Masterclass #3: Advanced Techniques in Anterior Hip Replacement
Welcome to the third lecture in our direct anterior approach hip arthroplasty masterclass series. In this session, Dr. Yerasimides covers more advanced topics that include not just the surgical technique, but also some invaluable tips on how to interpret X-rays to ensure the best possible outcomes.
He shares how this approach is not just appropriate for primary hip replacement surgeries, it is actually a very versatile approach for revisions. We know that it gives an excellent exposure of the acetabulum, including the inner table of the pelvis, and can also be used for large femoral defects down to the knee.

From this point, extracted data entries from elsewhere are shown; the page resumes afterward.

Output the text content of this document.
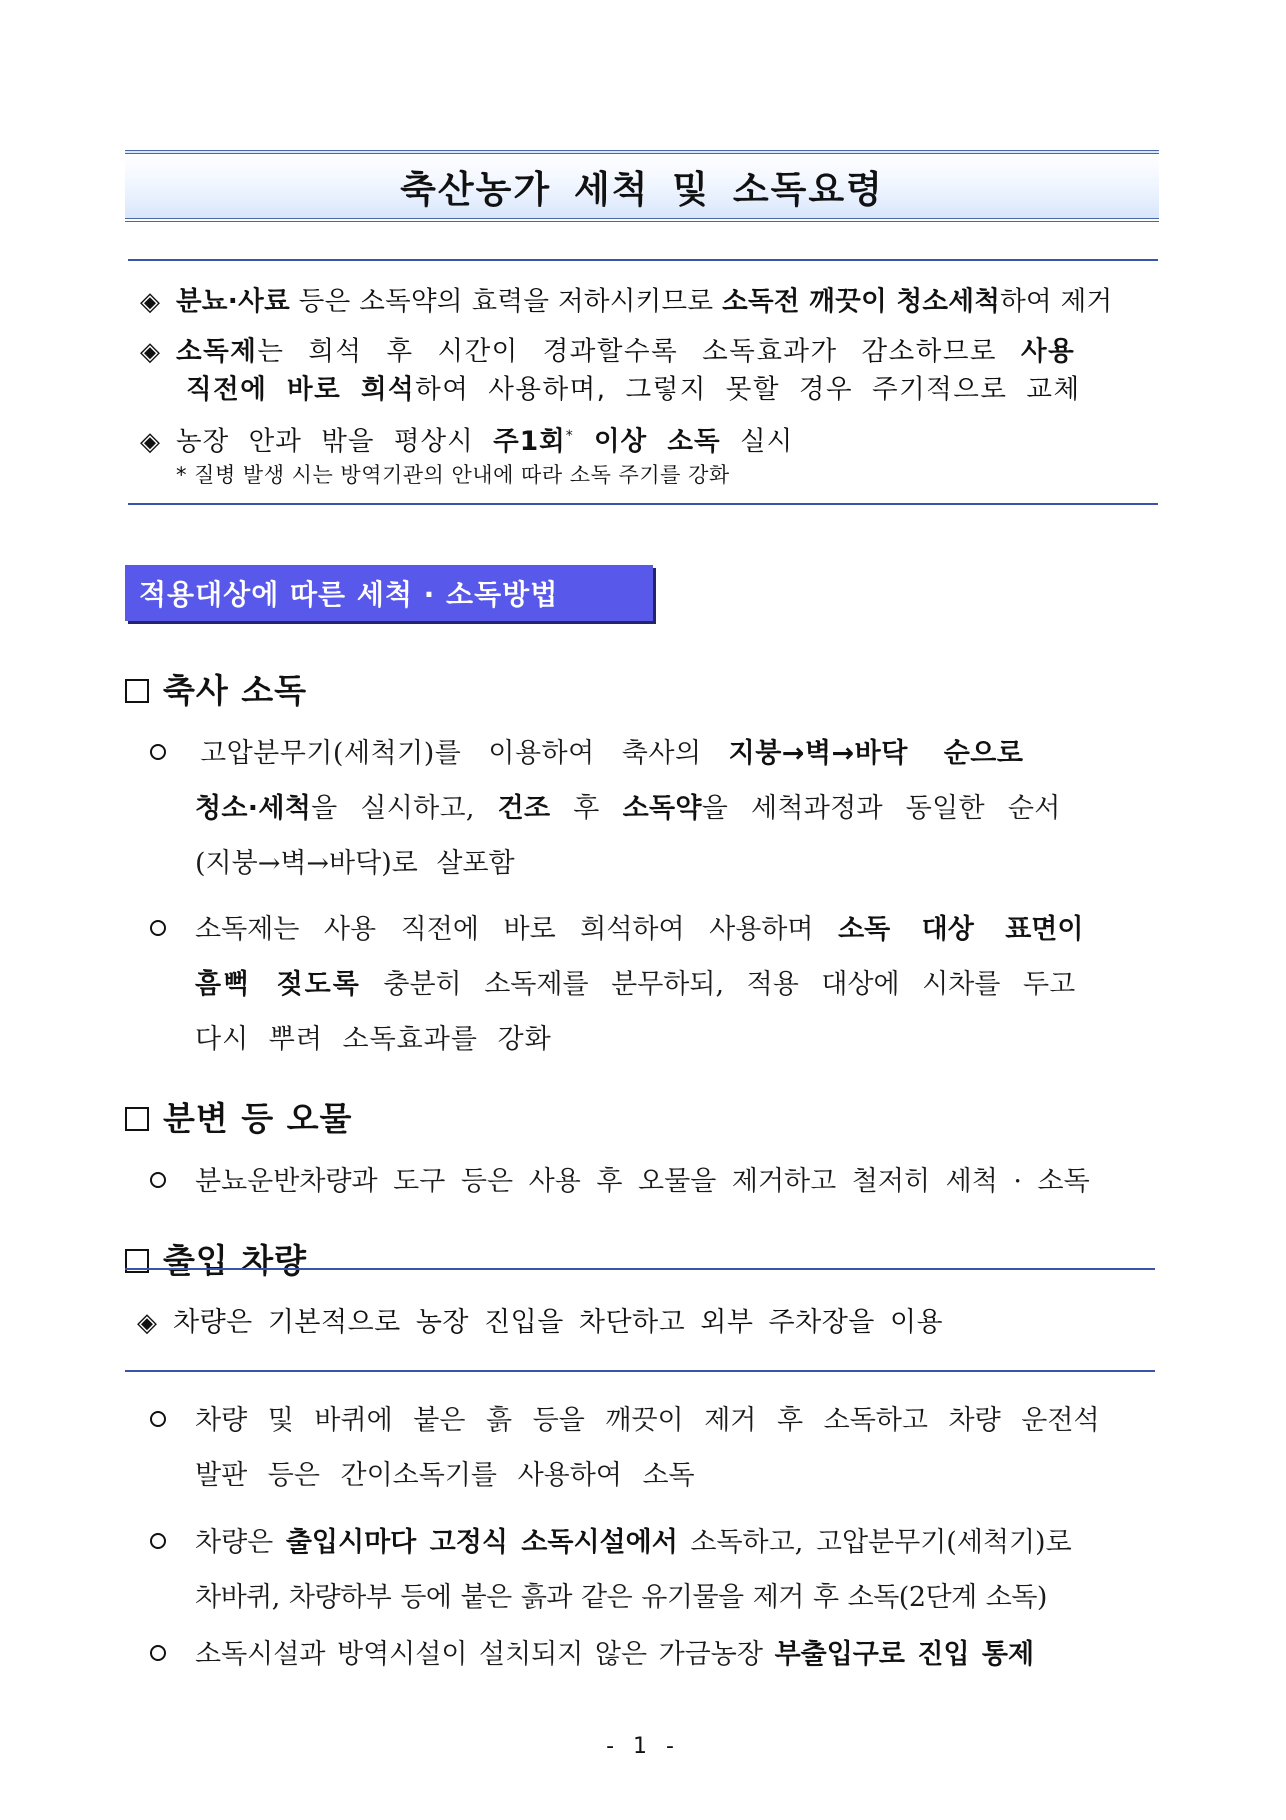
축산농가 세척 및 소독요령
◈ 분뇨·사료 등은 소독약의 효력을 저하시키므로 소독전 깨끗이 청소세척하여 제거
◈ 소독제는 희석 후 시간이 경과할수록 소독효과가 감소하므로 사용
직전에 바로 희석하여 사용하며, 그렇지 못할 경우 주기적으로 교체
◈ 농장 안과 밖을 평상시 주1회* 이상 소독 실시
* 질병 발생 시는 방역기관의 안내에 따라 소독 주기를 강화
적용대상에 따른 세척 · 소독방법
축사 소독
고압분무기(세척기)를 이용하여 축사의 지붕→벽→바닥 순으로
청소·세척을 실시하고, 건조 후 소독약을 세척과정과 동일한 순서
(지붕→벽→바닥)로 살포함
소독제는 사용 직전에 바로 희석하여 사용하며 소독 대상 표면이
흠뻑 젖도록 충분히 소독제를 분무하되, 적용 대상에 시차를 두고
다시 뿌려 소독효과를 강화
분변 등 오물
분뇨운반차량과 도구 등은 사용 후 오물을 제거하고 철저히 세척 · 소독
출입 차량
◈ 차량은 기본적으로 농장 진입을 차단하고 외부 주차장을 이용
차량 및 바퀴에 붙은 흙 등을 깨끗이 제거 후 소독하고 차량 운전석
발판 등은 간이소독기를 사용하여 소독
차량은 출입시마다 고정식 소독시설에서 소독하고, 고압분무기(세척기)로
차바퀴, 차량하부 등에 붙은 흙과 같은 유기물을 제거 후 소독(2단계 소독)
소독시설과 방역시설이 설치되지 않은 가금농장 부출입구로 진입 통제
- 1 -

We know the AP pelvis view we get with fluoroscopy in the OR during an anterior approach is valuable as we can interpret characteristics such as leg length, offset and pelvic tilt. Dr. Yerasimides shares some tips and tricks for getting the most information out of this simple two-dimensional image and what it tells you about the three dimensional pelvis. This understanding is particularly valuable when you are dealing with issues that may require revision surgery – such as loose cups and migration.
One thing to bear in mind from the outset is that you need to ensure that the image you are looking at is in the right plane- which means you want to make sure that the pelvis is perfectly parallel to the floor and the C-arm. An easy way to identify this is to look at the relationship between the ilioischial line and the teardrop on each side – to check that they are equal. Remember, you want to tilt the table not he C-arm to address any rotation – tilt the table towards the side where the ilioischial line is more lateral to the teardrop.
Dr. Yerasimides also addresses pelvic tilt, how to identify loss of lumbar lordosis, the challenges associated with loss of spinal mobility and how it affects the appropriate anteversion of the cup.
Planning your incision
Your incision location should be located slightly differently depending on whether you are using a standard OR table or a specialized orthopedic table. The difference is not as crucial for a primary total hip, however when it comes to revisions and the associated long straight instrumentation, for example cement removal tools or long stems, the placement of the incision becomes much more important.
Dr. Yerasimides shares details of the Hana table he uses – where the femur is in pure extension while it is being prepared as the leg drops straight down to the floor with little adduction. That means that with this table, the incision needs to be more anterior to protect the skin when using those straight instruments.
On a standard Orthopedic operating table, when the femur is being prepared, it is in pure adduction as we lift the opposite leg and tuck the operative leg under it. Some surgeons extend the bottom of the table but this gives maybe 15 or 20 degrees of extension at the most. This means that the orientation of the bone preparation is more from an anterolateral position, which means that the skin incision needs to be more lateral.
You also want your primary incision to be extensible. On the Hana table with the femur in extension, when you are performing a femoral revision, the incision should run in a straight line proximally, not curving along the iliac crest. This is not for additional exposure but to protect the skin from the straight reamers.
When Dr. Yerasimides first started in private practice after his training, the anterior approach was generally considered suitable for primary hips and wasn’t perceived as being an extensile approach appropriate for revisions. Since that time, he has undertaken arguably more anterior revisions in the US than anyone else and can attest to the fact that the anterior approach is in fact extremely extensile on the femoral side.
In fact, once you have understand all the femoral mobilizations, there are no limitations for femoral revisions – as you have exposure all the way to the knee. The only limiting factor for anterior approach revisions are large posterior wall or posterior column defects on the acetabular side. You have good visibility of the area, but it can be difficult to get screw orientation into the augments. Today, retroacetabular bone loss that requires an augment is the only reason that Dr. Yerasimides would use a posterior approach.
He also touches on a technique for addressing Paprosky 3B defects that would typically be fixed with a cup and cage or a tri-flange device. Dr. Yersasimides has reconstructed the anterior acetabulum with the same concept as the posterior acetabulum – it involves operating on the inner table of the pelvis and implanting augments. Since 2011 he has performed approximately 22 to 25 of these surgeries and so far the results have been excellent.
The bikini Incision
The masterclass also covers the bikini incision, an advanced technique that is becoming more and more popular. Dr. Yerasimides started using this incision for very morbidly obese patients with heavy skin creases and skin folds. In the past 1-2 years, he has expanded to using this incision on approximately 60-70% of cases. We know that if we make anterior incisions across that skin fold it represents a very high risk for wound breakdown. By making the incision horizontal in the bikini line, patients heal incredibly fast and well as there’s no stress on the incision. Of course, the other case for using a bikini incision is for cosmetic reasons in young patients, particularly females who don’t want an ugly scar.
It is an advanced technique, particularly for bigger patients but the value of healing the skin is more important than saving an extra five or ten minutes in the operating room.